Camera à Turin (expositions)
Turin : mystère et magie de la photographie
Turin est qualifiée d’ésotérique et d’intrigante. Sa réputation fut établi dès l’apparition de la photographie qui, à cette époque-là, oscillait entre science, art, magie en tant que un miroir capable de refléter le réel et d’en préserver la trace.
La ville compte parmi ses illustres visiteurs des alchimistes célèbres tels que Nostradamus et Cagliostro. A partir de l’église de la Gran Madre di Dio, construite au début des années 1800, sur le site du temple dédié à la déesse égyptienne Isis, une de ses des statues indique l’emplacement secret du Saint Graal.

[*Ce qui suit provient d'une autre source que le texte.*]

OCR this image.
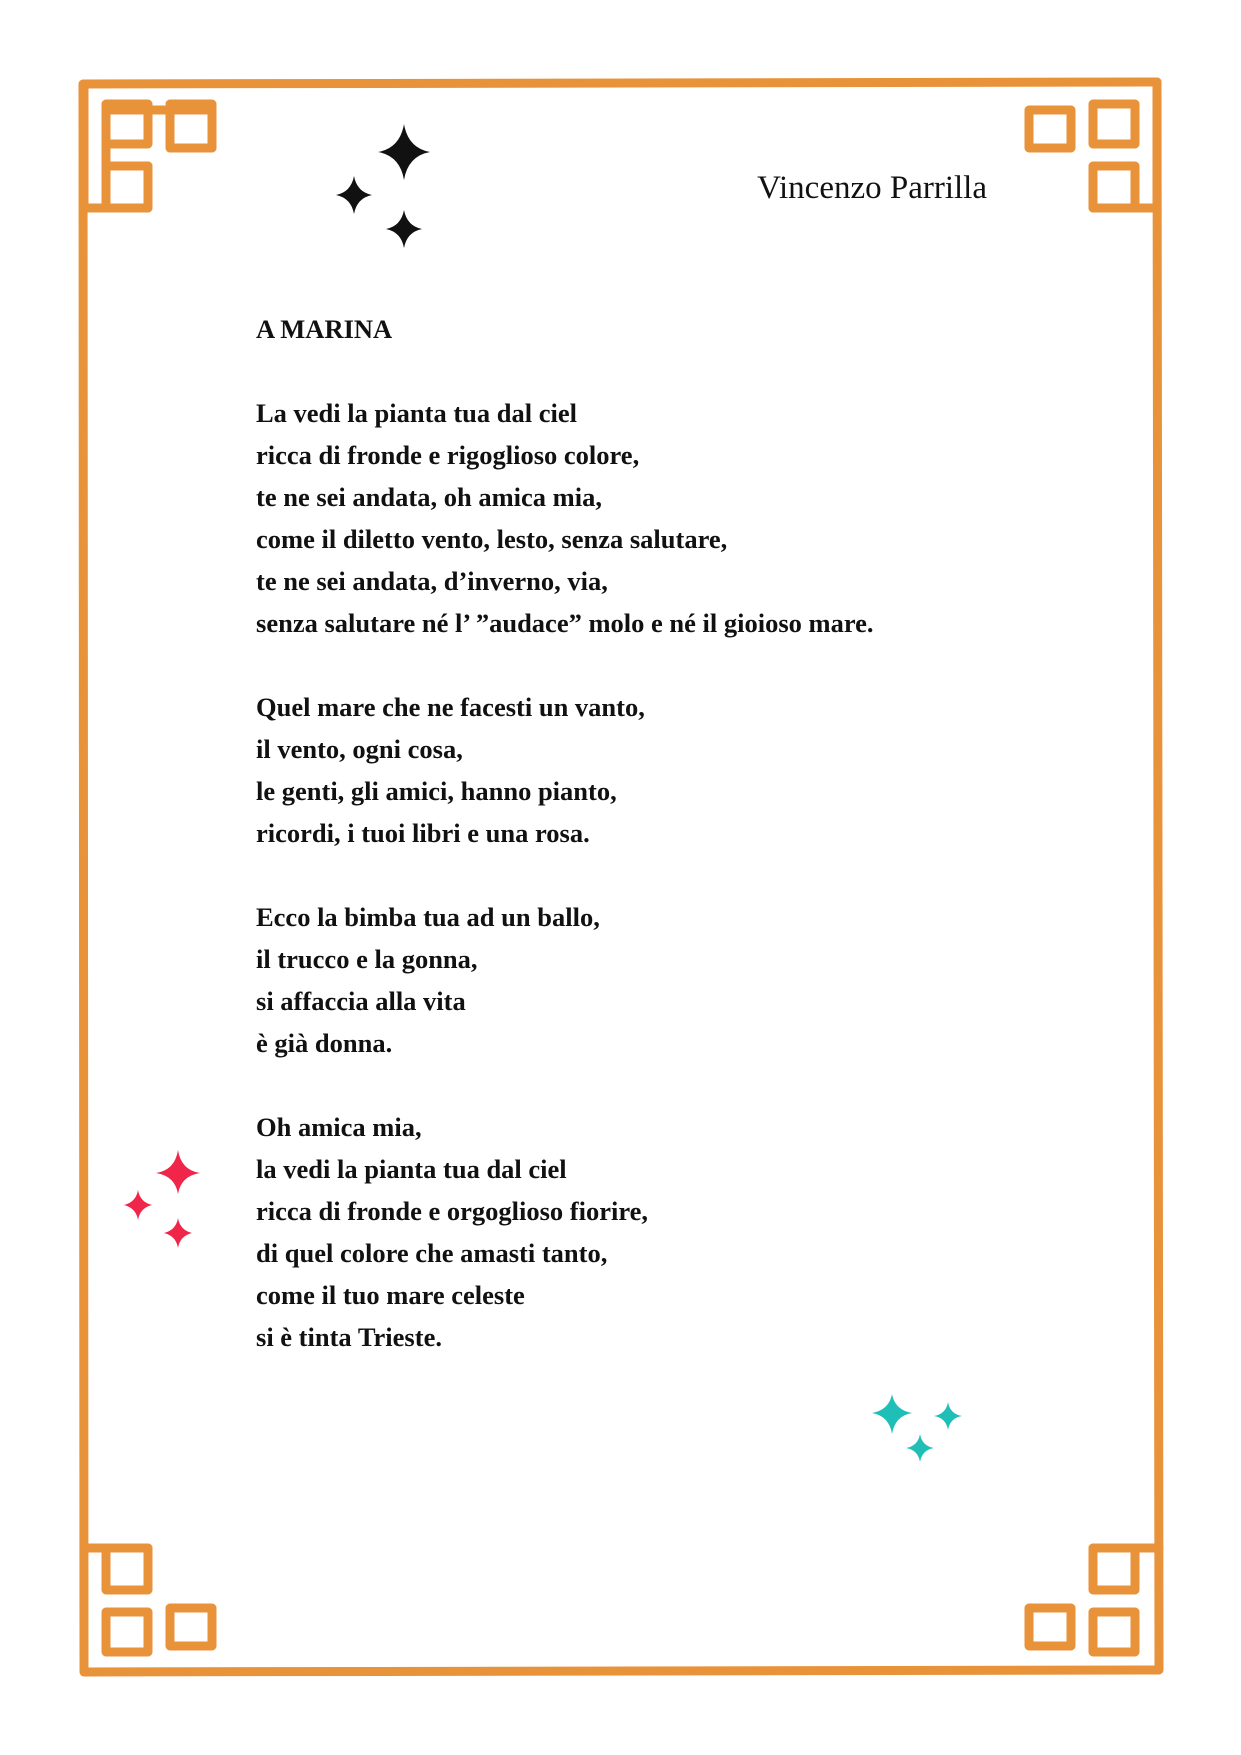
Vincenzo Parrilla
A MARINA
La vedi la pianta tua dal ciel
ricca di fronde e rigoglioso colore,
te ne sei andata, oh amica mia,
come il diletto vento, lesto, senza salutare,
te ne sei andata, d’inverno, via,
senza salutare né l’ ”audace” molo e né il gioioso mare.
Quel mare che ne facesti un vanto,
il vento, ogni cosa,
le genti, gli amici, hanno pianto,
ricordi, i tuoi libri e una rosa.
Ecco la bimba tua ad un ballo,
il trucco e la gonna,
si affaccia alla vita
è già donna.
Oh amica mia,
la vedi la pianta tua dal ciel
ricca di fronde e orgoglioso fiorire,
di quel colore che amasti tanto,
come il tuo mare celeste
si è tinta Trieste.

En 1839, son daguerréotype fut réalisé par Enrico Federico et est considéré comme la première photographie de la ville et il produisit l’un des tout premiers dispositifs photographiques en Italie.
La Mole Antonelliana abrite aujourd’hui, le « Museo Nazionale del Cinema » et accueille « Pazza Idea. Beyond ‘68 : Pop Icons in Angelo Frontoni’s Photography », qui raconte l’histoire des protagonistes de la scène artistique et musicale de l’époque, tout en reflétant les évolutions du goût et de l’imaginaire collectif dont celle de Linda Fregni.
Une rue à portiques – Via Po – relie Piazza Castello au fleuve. S’y trouve le cabinet de Cesare Lombroso – scientifique qui fonda le champ de l’anthropologie criminelle et fut expert pour la municipalité de Turin dans des affaires liées à l’hypnotisme et à l’ésotérisme. Il enquêta sur un cas présumé d’activité « poltergeist » dans la ville et créa ses « Transcendental Photographs » avec des ectoplasmes « clairement visibles ».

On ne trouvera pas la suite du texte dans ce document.